The Benefits of Soil Carbon

The UN Environment Programme’s just released Year Book 2012 includes a report The Benefits of Soil Carbon which looks at the vital role played by soil carbon in regulating climate, water supplies and biodiversity, and maintaining the ecosystem services that we depend on. The report is 15 pages long and well presented for general reading. I thought it well worth drawing attention to. I’ll point to a few of the report’s highlights here, in particular those that relate to climate change.

First, it offers a reminder of how important a carbon storehouse the soil is.  The top metre of the world’s soils stores more than three times the amount of carbon held in the atmosphere (approximately 2200 billion tonnes of carbon, two-thirds of it in the form of organic matter). This sequestration gives soils an essential role in climate regulation. However, soils are vulnerable to carbon losses through degradation. They also release greenhouse gases to the atmosphere as a result of accelerated decomposition due to land use change or unsustainable land management practices.

This is not a theoretical problem. With frequent reference to scientific papers the report says that since the 19th century, around 60 per cent of the carbon in the world’s soils and vegetation has been lost owing to land use. In the past 25 years, one-quarter of the global land area has suffered a decline in productivity and in the ability to provide ecosystem services because of soil carbon losses. Soil erosion associated with conventional agricultural practices can occur at rates up to 100 times greater than the rate at which natural soil formation takes place. Peatland drainage worldwide is causing carbon-rich peat to disappear at a rate 20 times greater than the rate at which the peat accumulated.

Climate change itself is expected to have significant impacts on soil dynamics. Among them the report points to the concern of experts that if permafrost thaws, enormous amounts of carbon might be released into the air, greatly intensifying global warming. Although the magnitude of this effect remains highly uncertain, recent estimates of frozen soil carbon are huge. According to some scientists, some 18.8 million km2 of northern soils hold about 1700 billion tonnes of organic carbon.

In discussing the intensification of land use the report notes among other factors that modern industrialized crop production relying on monocultures of highly efficient cash crops generally results in a negative carbon budget, especially when crop residues are not returned to the soil.

The report touches on a number of practices which have a deleterious effect on the carbon content of soils, but its main thrust is towards strategies to maintain and increase carbon stocks in soils. It covers three major land use systems, grasslands, croplands and forests. The press release outlines some of the key findings:

The Year Book encourages the development of universally agreed and reproducible field and laboratory methods for measuring, reporting and verifying changes of soil carbon over time.

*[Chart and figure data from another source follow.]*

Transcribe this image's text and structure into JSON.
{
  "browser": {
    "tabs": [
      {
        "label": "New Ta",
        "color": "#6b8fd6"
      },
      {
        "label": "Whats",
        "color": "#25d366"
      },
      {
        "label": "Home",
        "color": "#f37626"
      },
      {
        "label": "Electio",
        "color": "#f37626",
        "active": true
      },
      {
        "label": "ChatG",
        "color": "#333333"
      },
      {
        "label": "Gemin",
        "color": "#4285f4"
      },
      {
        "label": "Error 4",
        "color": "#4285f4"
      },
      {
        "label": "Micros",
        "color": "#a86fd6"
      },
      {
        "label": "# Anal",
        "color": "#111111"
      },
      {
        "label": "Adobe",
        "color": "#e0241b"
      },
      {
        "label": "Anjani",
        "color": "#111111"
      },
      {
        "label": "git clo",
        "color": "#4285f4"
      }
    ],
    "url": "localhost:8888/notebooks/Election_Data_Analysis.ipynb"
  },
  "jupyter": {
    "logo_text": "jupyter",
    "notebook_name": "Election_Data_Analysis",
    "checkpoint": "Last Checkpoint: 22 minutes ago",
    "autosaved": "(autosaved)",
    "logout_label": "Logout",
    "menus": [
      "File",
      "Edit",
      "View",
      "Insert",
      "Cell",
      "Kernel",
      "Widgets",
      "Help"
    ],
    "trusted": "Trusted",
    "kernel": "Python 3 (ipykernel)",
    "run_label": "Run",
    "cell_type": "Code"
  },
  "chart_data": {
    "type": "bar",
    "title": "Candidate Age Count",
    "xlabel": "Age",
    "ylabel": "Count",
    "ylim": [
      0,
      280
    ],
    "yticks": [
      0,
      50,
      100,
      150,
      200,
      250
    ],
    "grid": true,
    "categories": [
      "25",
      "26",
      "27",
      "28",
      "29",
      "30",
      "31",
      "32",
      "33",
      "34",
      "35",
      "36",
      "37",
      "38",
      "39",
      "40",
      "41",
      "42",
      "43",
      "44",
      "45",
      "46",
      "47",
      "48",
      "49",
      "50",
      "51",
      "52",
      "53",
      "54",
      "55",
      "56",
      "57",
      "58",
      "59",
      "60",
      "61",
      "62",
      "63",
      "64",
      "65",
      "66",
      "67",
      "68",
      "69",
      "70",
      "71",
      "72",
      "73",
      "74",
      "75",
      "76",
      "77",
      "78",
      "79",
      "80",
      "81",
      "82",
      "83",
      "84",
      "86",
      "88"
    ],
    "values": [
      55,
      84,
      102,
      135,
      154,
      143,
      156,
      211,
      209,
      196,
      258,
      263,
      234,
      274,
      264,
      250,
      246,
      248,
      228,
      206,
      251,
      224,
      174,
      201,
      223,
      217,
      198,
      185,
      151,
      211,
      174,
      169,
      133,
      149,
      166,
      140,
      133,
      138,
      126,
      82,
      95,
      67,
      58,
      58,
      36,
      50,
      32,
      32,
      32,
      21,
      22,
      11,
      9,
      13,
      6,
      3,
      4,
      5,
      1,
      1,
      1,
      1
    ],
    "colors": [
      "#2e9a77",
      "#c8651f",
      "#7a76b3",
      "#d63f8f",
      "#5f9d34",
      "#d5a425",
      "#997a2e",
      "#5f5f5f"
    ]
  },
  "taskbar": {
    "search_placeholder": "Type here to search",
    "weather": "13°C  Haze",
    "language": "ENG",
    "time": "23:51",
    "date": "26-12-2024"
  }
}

Carbon stocks can be enhanced by ensuring that carbon inputs to the soil are greater than carbon losses. For example:

  • Forests have considerable potential for reducing greenhouse gas emission to the atmosphere by storing large stocks of carbon both above and below ground.
  • Improvements of grasslands offer a global greenhouse gas mitigation potential of 810 Mt of CO2 up to 2030, almost all of which would be sequestered in the soil.
  • In croplands, integration of several crops in a field at the same time can increase organic material, soil biodiversity and soil health, as well as increase food production, particularly for subsistence farmers.
  • Paludiculture is an innovative alternative to conventional peatland agriculture. It involves biomass cultivation on wet and rewetted peatlands, which can contribute to climate change mitigation by reducing emissions through rewetting of drained peatland soils, and by replacing fossil resources with renewable biomass alternatives.

Across the globe, there are examples of how multiple benefits can be delivered through effective management of soil carbon:

In Kenya, the World Bank’s BioCarbon Fund is providing the Kenya Agricultural Carbon Project with US $350,000 to pay smallholder farmers to improve their agricultural practices, to increase both food security and soil carbon sequestration.

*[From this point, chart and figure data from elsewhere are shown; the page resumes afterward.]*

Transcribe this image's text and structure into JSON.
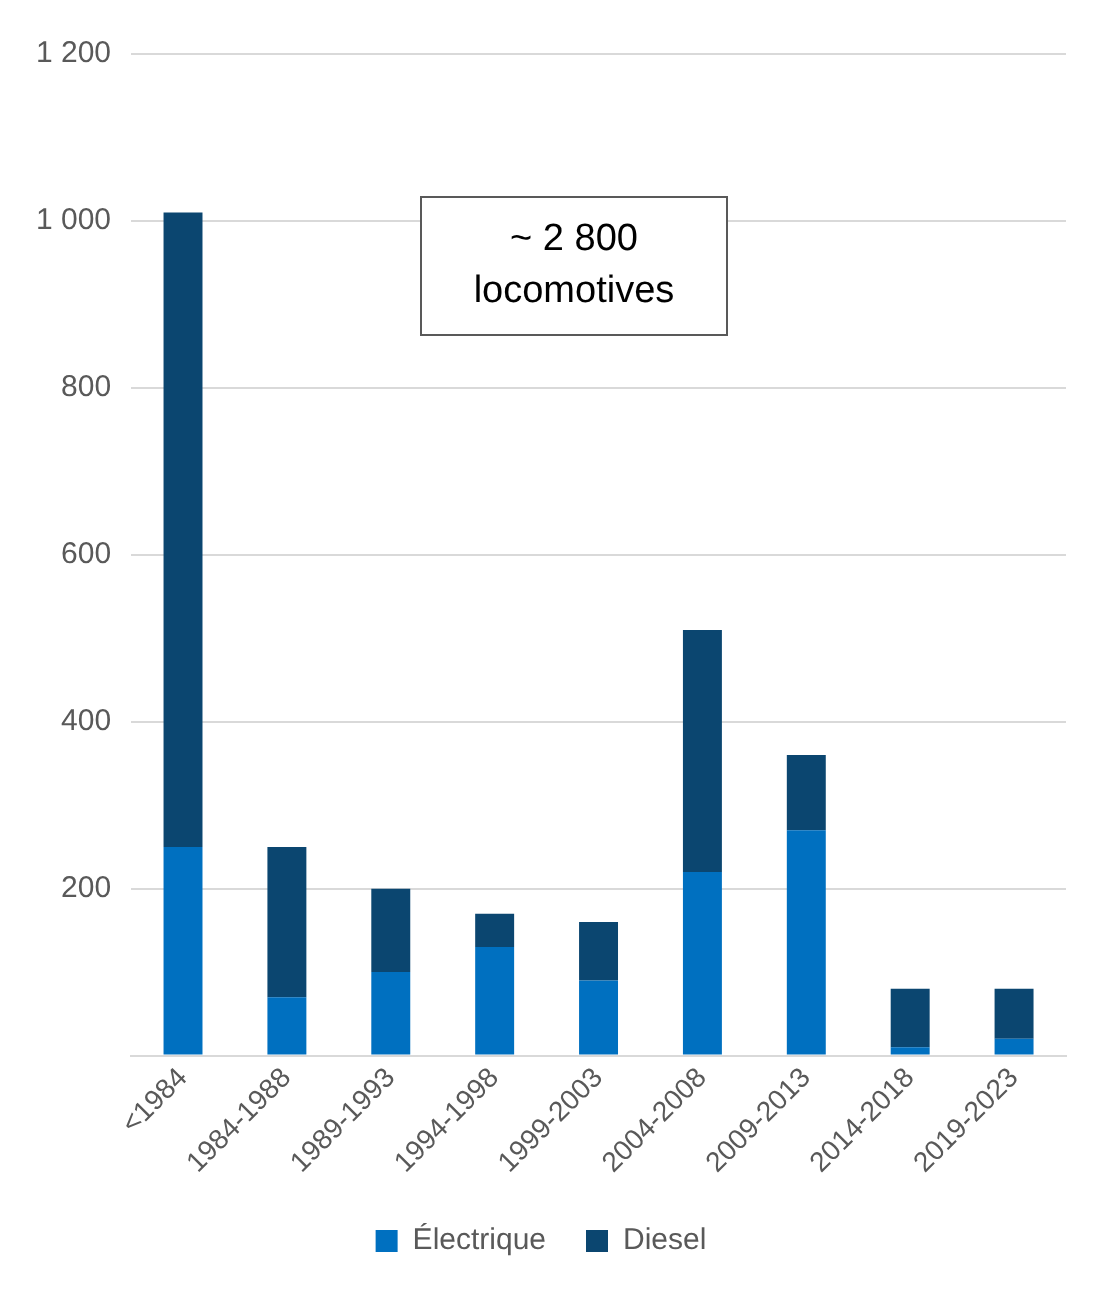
{
  "chart_data": {
    "type": "bar",
    "stacked": true,
    "categories": [
      "<1984",
      "1984-1988",
      "1989-1993",
      "1994-1998",
      "1999-2003",
      "2004-2008",
      "2009-2013",
      "2014-2018",
      "2019-2023"
    ],
    "series": [
      {
        "name": "Électrique",
        "color": "#0070c0",
        "values": [
          250,
          70,
          100,
          130,
          90,
          220,
          270,
          10,
          20
        ]
      },
      {
        "name": "Diesel",
        "color": "#0b4670",
        "values": [
          760,
          180,
          100,
          40,
          70,
          290,
          90,
          70,
          60
        ]
      }
    ],
    "ylim": [
      0,
      1200
    ],
    "yticks": [
      {
        "value": 0,
        "label": null
      },
      200,
      400,
      600,
      800,
      {
        "value": 1000,
        "label": "1 000"
      },
      {
        "value": 1200,
        "label": "1 200"
      }
    ],
    "grid": "y",
    "legend": "bottom",
    "annotations": [
      "~ 2 800 locomotives"
    ]
  }
}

From Dakar to Djibouti, the Great Green Wall initiative is a massive afforestation project to create a 15 km wide strip of trees and other vegetation along a 7000 km transect to improve carbon sequestration, stabilize soils and conserve soil moisture amongst others.

In China, similar approaches are being monitored to assess whether land degradation in arid areas can be reversed.

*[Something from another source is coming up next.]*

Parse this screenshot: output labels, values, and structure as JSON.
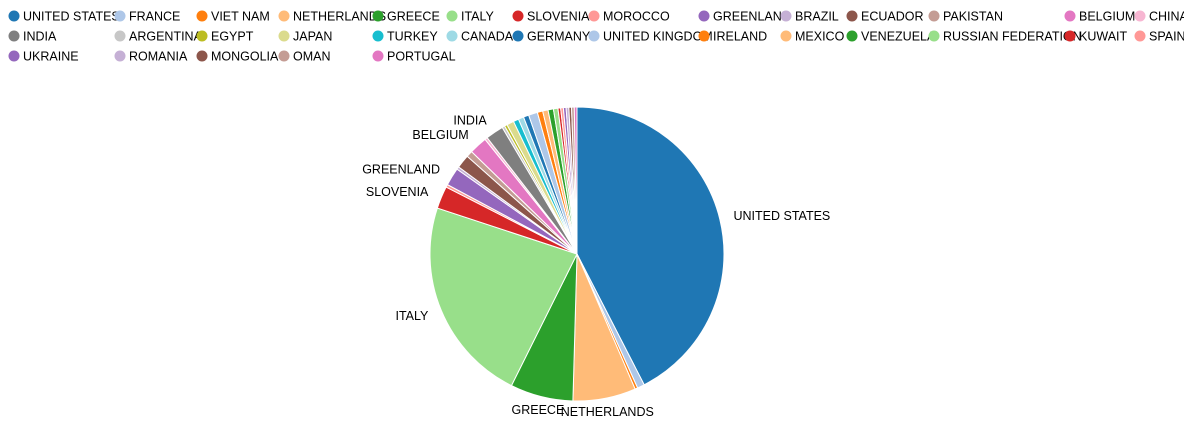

In Brazil, changes in crop production practices have been found to have significant effects on soil carbon stocks. Conversion to no-till techniques in soybean, maize and related crop rotation systems resulted in a sequestration rate of 0.41 tonnes soil organic carbon per hectare per year.

In Argentina, significant increases in soil carbon stocks have also been achieved, where farmers changed to no-till systems, along with enhanced benefits in water retention, infiltration and erosion prevention.

There’s no startlingly new information in the report, but it’s a useful document which hopefully will play a part in informing those who work on government and global policy matters. While there’s more than the mitigation of climate change at stake in the maintenance of the world’s soils, it is obviously an issue of enormous importance for its potential to either moderate the level of atmospheric carbon or increase it. The most alarming possibility of thawing permafrost is perhaps bracketed in a special category of its own as a consequence of global warming. But there’s more than sufficient at stake in the ways we regularly manage our soils to warrant the close attention the report calls for.